Saugus High School serves about 2,500 students in grades nine through 12. Authorities set up a reunification point for parents and students at Central Park in Santa Clarita, roughly one mile away from the high school.
“It’s one of my worst nightmares as sheriff,” Villanueva said. “We all embrace our kids in the morning and send them off to school ... but you never know what someone is plotting.”
But violent school threats are not unusual in Santa Clarita, where six Hart School District students were arrested in September for making threatening remarks.
Anthony Breznican, a Vanity Fair reporter who lives in the city, said there are “new threats all the time” and it “happens so frequently, most parents stopped noticing.” The area fosters a “pervasive and reckless” gun culture, Breznican wrote on Twitter, pointing to a police raid last year that turned up 553 guns from a single home in the nearby town of Agua Dulce.
Last year, Saugus students participated in a nationwide walkout to protest gun violence following the mass shooting at Marjory Stoneman Douglas High School in Parkland, Florida, that left 17 people dead. Weeks later, Saugus students hosted a town hall to demand that elected officials pass stricter gun legislation.
“I’m so sick and tired of seeing students die because politicians and people in positions of power won’t do anything,” Saugus High School sophomore Olivia Hurst told a local radio station at the time.
Former Rep. Gabrielle Giffords, herself a victim of gun violence, said in a statement that new legislation that would strengthen the background check system needs to be passed immediately.
“It’s been 260 days since the House of Representatives passed the Bipartisan Background Checks Act,” Giffords said. “How many more deaths will happen before they sign that lifesaving legislation into law?”
Former Rep. Katie Hill, a graduate of Saugus High School, was reportedly in her backyard in the Saugus neighborhood of Santa Clarita when she saw helicopters overhead.
“I’m absolutely horrified that it’s happening at my school,” she told the Los Angeles Times.

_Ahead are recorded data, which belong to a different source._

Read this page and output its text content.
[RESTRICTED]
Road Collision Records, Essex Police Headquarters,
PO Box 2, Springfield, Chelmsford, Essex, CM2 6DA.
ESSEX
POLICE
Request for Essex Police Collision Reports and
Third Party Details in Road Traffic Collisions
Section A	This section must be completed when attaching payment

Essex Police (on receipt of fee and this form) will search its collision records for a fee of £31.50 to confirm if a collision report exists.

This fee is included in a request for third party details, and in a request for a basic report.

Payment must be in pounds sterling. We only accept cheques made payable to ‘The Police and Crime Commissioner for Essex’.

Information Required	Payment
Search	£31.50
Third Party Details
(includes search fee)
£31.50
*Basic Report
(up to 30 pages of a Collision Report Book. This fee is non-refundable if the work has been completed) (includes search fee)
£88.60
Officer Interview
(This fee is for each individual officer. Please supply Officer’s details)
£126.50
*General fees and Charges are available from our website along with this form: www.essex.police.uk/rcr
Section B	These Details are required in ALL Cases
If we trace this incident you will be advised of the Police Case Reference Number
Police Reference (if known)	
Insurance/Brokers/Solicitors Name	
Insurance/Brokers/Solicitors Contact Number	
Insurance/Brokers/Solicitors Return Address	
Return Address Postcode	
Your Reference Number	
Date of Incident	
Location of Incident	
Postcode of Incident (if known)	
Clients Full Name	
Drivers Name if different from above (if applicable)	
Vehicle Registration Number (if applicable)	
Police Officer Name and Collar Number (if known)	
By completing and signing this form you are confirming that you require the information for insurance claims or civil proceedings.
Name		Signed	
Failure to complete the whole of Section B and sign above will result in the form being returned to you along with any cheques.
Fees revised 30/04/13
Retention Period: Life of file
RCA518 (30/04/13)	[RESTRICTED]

“This gun violence epidemic is not beyond our control,” Giffords said. “We can take action to change this fate so horrific acts of violence don’t dominate our lives.”
Eight hours after the shooting, President Donald Trump issued a public statement about it on Twitter.
“We continue to monitor the terrible events at Saugus High School ... through our ongoing communications with Local, State, and Federal authorities,” he wrote. “We send our deepest condolences to the families and friends of those tragically lost, and we pray for the speedy recovery of the wounded.”
This article has been updated with details from a Friday news conference.
This article and headline have been updated to reflect changes in the number of injured, based on later information released by the Los Angeles County Sheriff’s Department after publication. Initial reports that six had been injured were later revised.
Andy Campbell, Sara Boboltz and Ja’han Jones contributed reporting.